テキストサイズ

副業は魔法少女ッ!

第5章 きららかな表皮にくるまれた残酷


* * * * * *

 なずなは、すぐるの実家をほとんど訪ねたことがない。両親が留守の時、短時間だけ彼の私室に滞在することがあっただけだ。他の部屋には、決して行くなと厳しく言いつけられていた。それにトイレに行きたくなる頃合い、彼から外出の提案があった。


 なずながすぐると交際してまもなく、彼は笑わなくなった。生来、陽気な子供だったかは思い出せないにしろ、歳月の流れが彼の気難しさに輪をかけた。


 今日まで気にならなかったことが、いやに気になる。

 ゆいか達と楽しい時間を過ごしてきて、なずなは気が大きくなったのか。今夜は、会話の主導権を自分が握れる確信が持てる。


 すぐるが不義を犯そうとしたのは、ゆいかの罠にかかろうとした時期だけではない。それ以前からだ。

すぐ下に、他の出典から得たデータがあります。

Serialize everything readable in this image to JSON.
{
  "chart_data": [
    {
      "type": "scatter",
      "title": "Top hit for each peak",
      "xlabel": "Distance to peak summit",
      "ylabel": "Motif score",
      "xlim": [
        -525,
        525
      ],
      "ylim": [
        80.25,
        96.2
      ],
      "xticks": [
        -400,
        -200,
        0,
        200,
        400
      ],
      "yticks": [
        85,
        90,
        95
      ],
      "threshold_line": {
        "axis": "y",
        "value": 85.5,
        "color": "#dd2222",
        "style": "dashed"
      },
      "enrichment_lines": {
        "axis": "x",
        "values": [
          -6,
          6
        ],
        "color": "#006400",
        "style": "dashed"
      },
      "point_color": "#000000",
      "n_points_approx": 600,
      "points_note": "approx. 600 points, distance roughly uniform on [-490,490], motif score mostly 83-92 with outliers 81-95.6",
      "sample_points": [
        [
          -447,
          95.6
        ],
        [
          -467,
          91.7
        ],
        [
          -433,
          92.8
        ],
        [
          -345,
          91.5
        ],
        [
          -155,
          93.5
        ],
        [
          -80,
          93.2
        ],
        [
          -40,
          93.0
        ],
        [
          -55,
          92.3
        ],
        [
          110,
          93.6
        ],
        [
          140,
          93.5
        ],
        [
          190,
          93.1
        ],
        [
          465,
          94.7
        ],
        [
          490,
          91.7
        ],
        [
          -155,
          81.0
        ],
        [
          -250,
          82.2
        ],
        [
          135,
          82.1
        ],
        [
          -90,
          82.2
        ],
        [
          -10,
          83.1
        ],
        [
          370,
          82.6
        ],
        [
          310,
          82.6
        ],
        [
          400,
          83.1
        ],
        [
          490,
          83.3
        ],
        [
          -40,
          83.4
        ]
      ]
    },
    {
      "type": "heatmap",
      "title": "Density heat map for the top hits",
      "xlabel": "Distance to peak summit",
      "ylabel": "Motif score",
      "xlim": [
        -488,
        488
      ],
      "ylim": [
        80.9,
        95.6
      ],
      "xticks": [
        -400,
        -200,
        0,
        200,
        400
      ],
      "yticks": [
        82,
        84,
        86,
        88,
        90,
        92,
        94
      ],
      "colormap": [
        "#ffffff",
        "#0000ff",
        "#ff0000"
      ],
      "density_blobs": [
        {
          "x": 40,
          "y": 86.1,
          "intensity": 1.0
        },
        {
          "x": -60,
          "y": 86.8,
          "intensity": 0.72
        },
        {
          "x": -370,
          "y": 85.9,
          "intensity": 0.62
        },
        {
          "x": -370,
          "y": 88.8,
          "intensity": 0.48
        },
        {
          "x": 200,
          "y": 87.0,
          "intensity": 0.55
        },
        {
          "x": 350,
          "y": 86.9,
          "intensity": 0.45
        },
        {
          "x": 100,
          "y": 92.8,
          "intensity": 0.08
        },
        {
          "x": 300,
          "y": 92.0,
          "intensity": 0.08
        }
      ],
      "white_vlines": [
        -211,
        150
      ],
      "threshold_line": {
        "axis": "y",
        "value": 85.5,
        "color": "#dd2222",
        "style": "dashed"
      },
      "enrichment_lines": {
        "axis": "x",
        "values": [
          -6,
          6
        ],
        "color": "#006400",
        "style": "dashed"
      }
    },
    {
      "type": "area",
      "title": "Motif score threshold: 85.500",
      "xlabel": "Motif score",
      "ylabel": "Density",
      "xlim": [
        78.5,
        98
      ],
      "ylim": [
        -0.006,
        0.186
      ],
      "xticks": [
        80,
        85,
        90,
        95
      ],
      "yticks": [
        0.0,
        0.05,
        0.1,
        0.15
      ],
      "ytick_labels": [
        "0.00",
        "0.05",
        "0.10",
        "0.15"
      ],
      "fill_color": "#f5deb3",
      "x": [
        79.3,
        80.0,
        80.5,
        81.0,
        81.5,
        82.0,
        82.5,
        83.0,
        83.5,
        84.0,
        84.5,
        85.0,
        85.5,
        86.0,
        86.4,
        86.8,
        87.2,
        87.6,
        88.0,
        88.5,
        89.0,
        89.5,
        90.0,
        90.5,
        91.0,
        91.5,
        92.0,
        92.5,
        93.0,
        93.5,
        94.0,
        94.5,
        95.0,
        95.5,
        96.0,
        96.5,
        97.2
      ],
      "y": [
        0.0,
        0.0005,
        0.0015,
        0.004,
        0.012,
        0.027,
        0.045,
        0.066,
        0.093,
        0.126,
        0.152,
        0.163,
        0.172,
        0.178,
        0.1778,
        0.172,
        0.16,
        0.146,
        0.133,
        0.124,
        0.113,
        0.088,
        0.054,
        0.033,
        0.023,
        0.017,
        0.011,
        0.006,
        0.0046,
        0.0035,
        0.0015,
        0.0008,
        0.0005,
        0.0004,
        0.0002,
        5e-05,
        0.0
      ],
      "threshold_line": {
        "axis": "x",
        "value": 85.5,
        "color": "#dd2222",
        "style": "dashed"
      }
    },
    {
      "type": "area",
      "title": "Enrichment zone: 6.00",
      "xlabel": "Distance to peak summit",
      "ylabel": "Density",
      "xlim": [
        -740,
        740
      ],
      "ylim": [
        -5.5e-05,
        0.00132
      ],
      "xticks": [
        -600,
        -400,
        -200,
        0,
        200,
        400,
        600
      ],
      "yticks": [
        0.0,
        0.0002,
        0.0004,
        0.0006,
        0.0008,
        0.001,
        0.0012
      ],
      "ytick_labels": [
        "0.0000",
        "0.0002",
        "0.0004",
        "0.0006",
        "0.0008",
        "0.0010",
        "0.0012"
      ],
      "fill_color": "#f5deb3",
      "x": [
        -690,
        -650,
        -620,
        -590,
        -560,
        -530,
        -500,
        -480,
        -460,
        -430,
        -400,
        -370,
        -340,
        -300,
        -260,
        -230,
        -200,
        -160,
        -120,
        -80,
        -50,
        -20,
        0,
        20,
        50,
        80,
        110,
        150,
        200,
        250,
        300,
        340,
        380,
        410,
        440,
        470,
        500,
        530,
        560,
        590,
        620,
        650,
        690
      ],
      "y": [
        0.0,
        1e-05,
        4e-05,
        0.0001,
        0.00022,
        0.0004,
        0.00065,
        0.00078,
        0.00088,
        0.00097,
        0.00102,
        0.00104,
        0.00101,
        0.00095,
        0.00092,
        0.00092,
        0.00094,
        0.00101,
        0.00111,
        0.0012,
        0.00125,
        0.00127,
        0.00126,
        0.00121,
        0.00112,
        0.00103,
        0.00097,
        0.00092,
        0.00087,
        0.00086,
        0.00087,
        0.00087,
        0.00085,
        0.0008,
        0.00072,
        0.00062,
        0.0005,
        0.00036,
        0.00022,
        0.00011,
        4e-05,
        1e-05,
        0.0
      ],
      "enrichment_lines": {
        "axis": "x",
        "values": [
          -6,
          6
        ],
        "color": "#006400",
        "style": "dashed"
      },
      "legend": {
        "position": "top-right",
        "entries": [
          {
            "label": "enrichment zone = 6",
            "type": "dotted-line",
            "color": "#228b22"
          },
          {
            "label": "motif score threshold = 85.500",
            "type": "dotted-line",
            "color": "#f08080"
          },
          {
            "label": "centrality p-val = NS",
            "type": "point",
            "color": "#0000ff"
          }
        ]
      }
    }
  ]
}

 なずなは、いつの間にか心の中で、八神すぐるという人間を、自分にとって都合の良い人物に仕立て上げていた。なずなだけを束縛して、支配して、全てを合理的に処理しようとする男。…………



 引き留めるなつるを納得させて、夕方、なずなは帰路に着いた。

 軽く部屋を掃除して、すぐるのために夕餉を準備し終えた頃、軒先から物音がした。


「お帰りなさい。お疲れ様、すぐるくん」

「ただいま」


 なずながずっと在宅していたと解釈しているすぐるは、優しい。穏やかに目と目を交わしたあと、奥の部屋に荷物を置いて戻ってきた彼のために、なずなは飲み物や箸の準備を始めた。

 着席して向かい合った時、なずなは話を切り出した。


 シンデレラの魔法が解ける瞬間だ。

 もしかすれば、なずなはガラスの靴を割ろうとさえしているかも知れない。